Impressed current anodes are inert anodes used in impressed current protection in cathodic protection systems. These anodes are powered by the DC current from an external source.
A proper selection of impressed current anodes would include the consideration of the environment that surrounds a buried or submerged structure to control corrosion.
Corrosionpedia explains Impressed Current Anode
An impressed current anode uses an external power source known as a "rectifier" to develop a high potential difference between the surface to be protected and an anode. The anodes employed are generally made of graphite, cast iron, titanium alloys, silicon iron and platinum-niobium clad metals. Impressed current anodes are found in many sizes and shapes such as wires, rods, tubes, plates and sticks.
Impressed current anodes are less likely to be attacked by corrosion due to their inert nature. The external DC power source is used to generate the electric current and this current provides cathodic protection to the structure. Impressed current systems provide better results when a large current is required for cathodic protection.

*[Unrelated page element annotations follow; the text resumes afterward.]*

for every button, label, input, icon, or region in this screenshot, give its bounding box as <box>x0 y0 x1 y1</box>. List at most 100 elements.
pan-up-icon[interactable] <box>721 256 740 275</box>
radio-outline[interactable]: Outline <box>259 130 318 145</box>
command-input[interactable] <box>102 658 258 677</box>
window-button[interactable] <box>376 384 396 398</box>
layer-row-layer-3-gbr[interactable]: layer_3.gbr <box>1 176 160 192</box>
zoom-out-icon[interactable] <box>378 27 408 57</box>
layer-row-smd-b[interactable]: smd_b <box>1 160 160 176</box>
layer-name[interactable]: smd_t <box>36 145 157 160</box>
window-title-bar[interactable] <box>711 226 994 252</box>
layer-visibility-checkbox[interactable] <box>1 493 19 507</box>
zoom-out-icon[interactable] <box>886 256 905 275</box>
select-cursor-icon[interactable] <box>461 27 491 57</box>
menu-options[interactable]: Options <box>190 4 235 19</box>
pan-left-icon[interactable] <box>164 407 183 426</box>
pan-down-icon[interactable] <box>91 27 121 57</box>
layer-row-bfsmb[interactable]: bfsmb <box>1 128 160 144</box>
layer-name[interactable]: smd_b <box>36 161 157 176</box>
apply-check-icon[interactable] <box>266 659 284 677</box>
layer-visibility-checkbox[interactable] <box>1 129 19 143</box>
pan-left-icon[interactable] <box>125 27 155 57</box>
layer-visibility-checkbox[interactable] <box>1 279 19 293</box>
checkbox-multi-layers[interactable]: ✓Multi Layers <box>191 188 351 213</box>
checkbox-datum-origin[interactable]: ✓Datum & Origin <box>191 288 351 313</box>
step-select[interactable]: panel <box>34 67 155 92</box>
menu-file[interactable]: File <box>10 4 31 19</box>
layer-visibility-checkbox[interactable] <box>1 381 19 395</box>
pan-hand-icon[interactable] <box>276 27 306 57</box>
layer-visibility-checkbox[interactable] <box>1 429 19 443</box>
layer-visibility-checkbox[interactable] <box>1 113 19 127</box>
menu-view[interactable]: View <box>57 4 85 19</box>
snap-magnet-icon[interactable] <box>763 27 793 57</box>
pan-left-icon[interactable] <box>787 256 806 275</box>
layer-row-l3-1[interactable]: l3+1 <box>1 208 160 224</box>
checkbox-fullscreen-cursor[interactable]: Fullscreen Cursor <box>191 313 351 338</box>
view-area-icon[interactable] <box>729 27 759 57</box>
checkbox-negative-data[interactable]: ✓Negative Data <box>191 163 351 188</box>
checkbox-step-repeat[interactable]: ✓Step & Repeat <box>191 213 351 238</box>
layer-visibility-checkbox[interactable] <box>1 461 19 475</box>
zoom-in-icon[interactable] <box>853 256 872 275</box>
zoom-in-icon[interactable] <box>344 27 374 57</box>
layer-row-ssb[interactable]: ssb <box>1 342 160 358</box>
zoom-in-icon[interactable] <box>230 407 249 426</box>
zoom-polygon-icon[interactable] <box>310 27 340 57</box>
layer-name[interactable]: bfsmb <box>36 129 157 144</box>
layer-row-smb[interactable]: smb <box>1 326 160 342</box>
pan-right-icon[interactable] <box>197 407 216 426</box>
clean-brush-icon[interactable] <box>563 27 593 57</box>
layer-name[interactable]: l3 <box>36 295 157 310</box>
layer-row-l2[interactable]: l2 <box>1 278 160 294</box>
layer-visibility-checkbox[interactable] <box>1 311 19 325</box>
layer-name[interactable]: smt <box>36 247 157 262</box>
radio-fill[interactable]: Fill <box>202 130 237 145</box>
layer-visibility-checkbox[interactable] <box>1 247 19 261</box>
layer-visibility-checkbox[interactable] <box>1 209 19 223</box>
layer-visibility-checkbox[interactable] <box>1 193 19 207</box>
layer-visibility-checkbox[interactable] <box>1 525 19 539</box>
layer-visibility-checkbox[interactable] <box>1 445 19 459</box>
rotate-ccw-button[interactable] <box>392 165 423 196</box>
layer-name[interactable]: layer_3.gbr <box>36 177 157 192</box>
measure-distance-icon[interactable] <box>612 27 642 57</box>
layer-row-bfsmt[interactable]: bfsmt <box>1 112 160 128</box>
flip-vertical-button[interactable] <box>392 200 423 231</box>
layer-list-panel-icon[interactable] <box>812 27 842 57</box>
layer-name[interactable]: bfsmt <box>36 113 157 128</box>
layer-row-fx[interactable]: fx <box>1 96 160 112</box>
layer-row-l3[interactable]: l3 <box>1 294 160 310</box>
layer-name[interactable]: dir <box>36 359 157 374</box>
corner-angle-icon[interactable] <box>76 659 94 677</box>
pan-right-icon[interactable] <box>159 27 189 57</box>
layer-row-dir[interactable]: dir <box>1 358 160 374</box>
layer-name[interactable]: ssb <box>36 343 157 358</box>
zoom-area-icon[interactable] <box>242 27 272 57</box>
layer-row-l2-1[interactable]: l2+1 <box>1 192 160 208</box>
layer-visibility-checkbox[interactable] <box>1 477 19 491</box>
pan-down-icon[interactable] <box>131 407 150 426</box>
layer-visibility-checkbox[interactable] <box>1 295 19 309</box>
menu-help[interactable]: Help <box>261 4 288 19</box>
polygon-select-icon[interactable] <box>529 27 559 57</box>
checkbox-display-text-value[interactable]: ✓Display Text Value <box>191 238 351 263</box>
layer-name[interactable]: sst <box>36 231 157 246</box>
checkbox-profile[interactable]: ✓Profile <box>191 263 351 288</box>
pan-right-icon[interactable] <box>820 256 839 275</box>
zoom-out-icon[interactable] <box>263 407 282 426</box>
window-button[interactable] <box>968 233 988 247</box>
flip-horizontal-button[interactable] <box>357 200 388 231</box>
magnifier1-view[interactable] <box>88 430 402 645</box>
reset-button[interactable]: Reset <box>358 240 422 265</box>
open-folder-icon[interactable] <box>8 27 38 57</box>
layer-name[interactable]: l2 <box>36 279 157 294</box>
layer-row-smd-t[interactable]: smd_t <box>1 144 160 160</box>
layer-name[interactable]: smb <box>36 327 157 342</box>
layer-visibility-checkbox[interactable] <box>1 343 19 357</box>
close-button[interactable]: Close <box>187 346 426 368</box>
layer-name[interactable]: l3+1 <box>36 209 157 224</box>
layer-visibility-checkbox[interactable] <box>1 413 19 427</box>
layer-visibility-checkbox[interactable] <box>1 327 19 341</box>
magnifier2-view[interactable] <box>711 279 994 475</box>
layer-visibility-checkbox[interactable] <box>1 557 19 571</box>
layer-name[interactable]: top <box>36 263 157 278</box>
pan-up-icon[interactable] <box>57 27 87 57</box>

Impressed current anodes have some advantages over galvanic anodes, including:
- Achieves a much higher current output
- Fewer anodes are needed
- Involves a low initial cost
Both types of anodes in cathodic protection systems are corroded and eventually consumed. There are inverse relations that exist between the corrosion of anodes and the current output. The voltage output may need to be adjusted to maintain protection. Normally stable anodes, such as a platinum-niobium anode, require less frequent adjustment.